Overview
Stone-Goff Management, LLC (“Stone-Goff”, the “Firm” or the “Investment
Manager”), a Delaware limited liability company, was organized in July 2015 and is
headquartered in New York, NY. The managing members of Stone-Goff are Hannah
Stone-Craven and Laurens Goff (the “Managing Partners”).
Stone-Goff provides investment advisory services to pooled investment vehicles which are
each hereinafter referred to individually as a “Fund”, and together as the “Funds”. Certain
of the Funds are independent sponsor deals made through special purpose vehicles. Stone-
Goff Partners II, LP, Stone-Goff Partners III, LP and Stone-Goff Partners IV, LP, all
Delaware limited partnerships, are committed capital private funds.
Stone-Goff manages the Funds pursuant to investment guidelines set forth in the relevant
governing and offering documents of the Funds, including any limited partnership
agreement, private placement memorandum and/or subscription agreement (each an
“Offering Document”, and collectively, the “Offering Documents”). The Offering
Documents contain more detailed information about the Funds, including a description of
the investment objective and strategy or strategies employed by the Funds and related
restrictions that serve as a limitation on Stone-Goff’s advice or management. Each
Investor, as defined below, is strongly encouraged to undertake appropriate due diligence,
including but not limited to a review of relevant Offering Documents and the additional
details about Stone-Goff’s investment strategies, methods of analysis and related risks in
Item 8 of this Brochure in considering whether Stone-Goff’s advisory services or
an
investment in a Fund is appropriate to its own circumstances based on all relevant factors
including, but not limited to, the Investor’s own investment objectives, liquidity
requirements, tax situation and risk tolerance before making an investment decision.
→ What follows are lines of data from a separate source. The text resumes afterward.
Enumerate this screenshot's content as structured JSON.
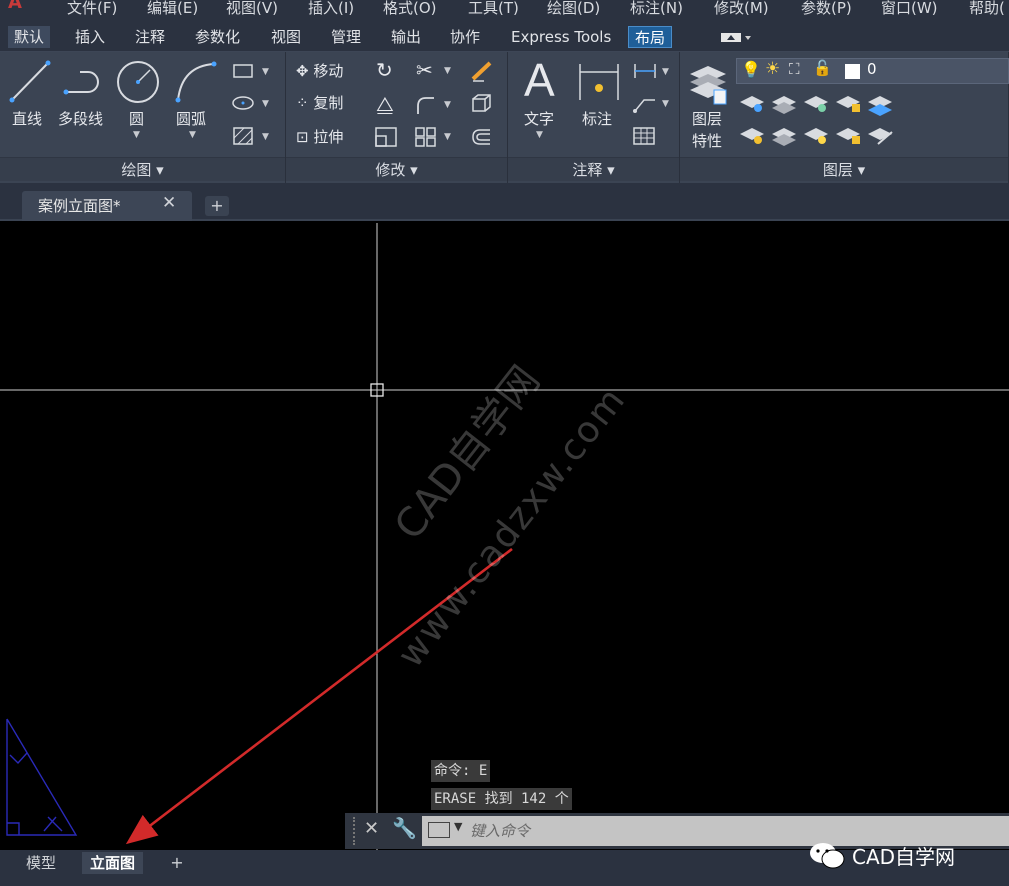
{
  "menu": {
    "items": [
      "文件(F)",
      "编辑(E)",
      "视图(V)",
      "插入(I)",
      "格式(O)",
      "工具(T)",
      "绘图(D)",
      "标注(N)",
      "修改(M)",
      "参数(P)",
      "窗口(W)",
      "帮助("
    ]
  },
  "ribbon_tabs": [
    "默认",
    "插入",
    "注释",
    "参数化",
    "视图",
    "管理",
    "输出",
    "协作",
    "Express Tools",
    "布局"
  ],
  "ribbon_active_tab": "默认",
  "panels": {
    "draw": {
      "title": "绘图",
      "tools": [
        "直线",
        "多段线",
        "圆",
        "圆弧"
      ]
    },
    "modify": {
      "title": "修改",
      "tools": [
        "移动",
        "复制",
        "拉伸"
      ]
    },
    "annotate": {
      "title": "注释",
      "tools": [
        "文字",
        "标注"
      ]
    },
    "layers": {
      "title": "图层",
      "tool_line1": "图层",
      "tool_line2": "特性",
      "current_layer": "0"
    }
  },
  "document": {
    "tab_title": "案例立面图*",
    "close_glyph": "✕",
    "new_tab_glyph": "+"
  },
  "watermark": {
    "line1": "CAD自学网",
    "line2": "www.cadzxw.com"
  },
  "command": {
    "history": [
      "命令: E",
      "ERASE 找到 142 个"
    ],
    "placeholder": "键入命令"
  },
  "layout_tabs": [
    "模型",
    "立面图"
  ],
  "layout_active": "立面图",
  "layout_add": "+",
  "brand": "CAD自学网",
  "colors": {
    "ribbon_bg": "#3b4453",
    "menubar_bg": "#2b3240",
    "highlight_tab": "#1f5f99",
    "annotation_arrow": "#d22a2a",
    "object_line": "#2a2ab8"
  }
}
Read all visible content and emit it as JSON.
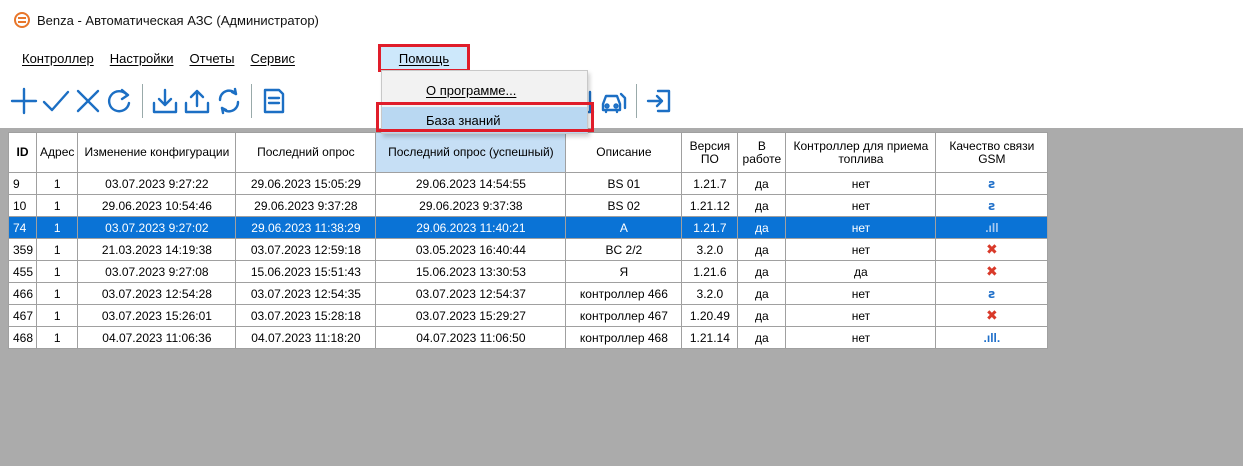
{
  "window": {
    "title": "Benza - Автоматическая АЗС (Администратор)"
  },
  "menu": {
    "items": [
      {
        "label": "Контроллер"
      },
      {
        "label": "Настройки"
      },
      {
        "label": "Отчеты"
      },
      {
        "label": "Сервис"
      },
      {
        "label": "Помощь"
      }
    ]
  },
  "help_menu": {
    "items": [
      {
        "label": "О программе..."
      },
      {
        "label": "База знаний"
      }
    ]
  },
  "toolbar": {
    "icons": [
      "plus-icon",
      "check-icon",
      "cross-icon",
      "refresh-icon",
      "download-icon",
      "upload-icon",
      "sync-icon",
      "document-icon",
      "fuel-pump-icon",
      "fuel-edit-icon",
      "bar-chart-icon",
      "car-fuel-icon",
      "login-icon"
    ]
  },
  "table": {
    "columns": [
      "ID",
      "Адрес",
      "Изменение конфигурации",
      "Последний опрос",
      "Последний опрос (успешный)",
      "Описание",
      "Версия ПО",
      "В работе",
      "Контроллер для приема топлива",
      "Качество связи GSM"
    ],
    "rows": [
      {
        "id": "9",
        "addr": "1",
        "config": "03.07.2023 9:27:22",
        "last": "29.06.2023 15:05:29",
        "last_ok": "29.06.2023 14:54:55",
        "desc": "BS 01",
        "ver": "1.21.7",
        "work": "да",
        "fuel": "нет",
        "gsm": "ꙅ"
      },
      {
        "id": "10",
        "addr": "1",
        "config": "29.06.2023 10:54:46",
        "last": "29.06.2023 9:37:28",
        "last_ok": "29.06.2023 9:37:38",
        "desc": "BS 02",
        "ver": "1.21.12",
        "work": "да",
        "fuel": "нет",
        "gsm": "ꙅ"
      },
      {
        "id": "74",
        "addr": "1",
        "config": "03.07.2023 9:27:02",
        "last": "29.06.2023 11:38:29",
        "last_ok": "29.06.2023 11:40:21",
        "desc": "A",
        "ver": "1.21.7",
        "work": "да",
        "fuel": "нет",
        "gsm": ".ıll"
      },
      {
        "id": "359",
        "addr": "1",
        "config": "21.03.2023 14:19:38",
        "last": "03.07.2023 12:59:18",
        "last_ok": "03.05.2023 16:40:44",
        "desc": "BC 2/2",
        "ver": "3.2.0",
        "work": "да",
        "fuel": "нет",
        "gsm": "✖"
      },
      {
        "id": "455",
        "addr": "1",
        "config": "03.07.2023 9:27:08",
        "last": "15.06.2023 15:51:43",
        "last_ok": "15.06.2023 13:30:53",
        "desc": "Я",
        "ver": "1.21.6",
        "work": "да",
        "fuel": "да",
        "gsm": "✖"
      },
      {
        "id": "466",
        "addr": "1",
        "config": "03.07.2023 12:54:28",
        "last": "03.07.2023 12:54:35",
        "last_ok": "03.07.2023 12:54:37",
        "desc": "контроллер 466",
        "ver": "3.2.0",
        "work": "да",
        "fuel": "нет",
        "gsm": "ꙅ"
      },
      {
        "id": "467",
        "addr": "1",
        "config": "03.07.2023 15:26:01",
        "last": "03.07.2023 15:28:18",
        "last_ok": "03.07.2023 15:29:27",
        "desc": "контроллер 467",
        "ver": "1.20.49",
        "work": "да",
        "fuel": "нет",
        "gsm": "✖"
      },
      {
        "id": "468",
        "addr": "1",
        "config": "04.07.2023 11:06:36",
        "last": "04.07.2023 11:18:20",
        "last_ok": "04.07.2023 11:06:50",
        "desc": "контроллер 468",
        "ver": "1.21.14",
        "work": "да",
        "fuel": "нет",
        "gsm": ".ıll."
      }
    ],
    "selected_row_id": "74",
    "colors": {
      "selection": "#0a73d6",
      "highlight_box": "#e01d2a",
      "icon": "#1c6fc4"
    }
  }
}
Stone-Goff will not tailor its advisory services to the individual investors (each an
“Investor” and collectively the “Investors”), or provide Investors with the right to specify,
or restrict the Funds’ investment objectives or any investment or trading decisions.
Accordingly, an investment in a Fund does not create a client-adviser relationship between
such Investors and Stone-Goff. Each of the Funds are expected to rely on the exception
from the definition of an “investment company” provided by Section 3(c)(1) or 3(c)(7) of
the U.S. Investment Company Act of 1940, as amended (the “1940 Act”).
Each of the Funds have a general partner or other governing entity (each, a “General
Partner). Each General Partner has the ultimate responsibility for decisions relating to
management and operations made on behalf of the relevant Funds and has ultimate
responsibility for the investment decisions made on behalf of such Fund. Each General
Partner delegates investment management and advisory responsibilities for the relevant
Fund to Stone-Goff.
Additional detailed information about Stone-Goff is provided below, including information
about Stone-Goff’s advisory services, investment approach, personnel and affiliations.
Stone-Goff will not participate in wrap fee programs.
As of December 31, 2023, Stone-Goff managed $497,906,522 in regulatory assets under
management (“RAUM”), all on a discretionary basis.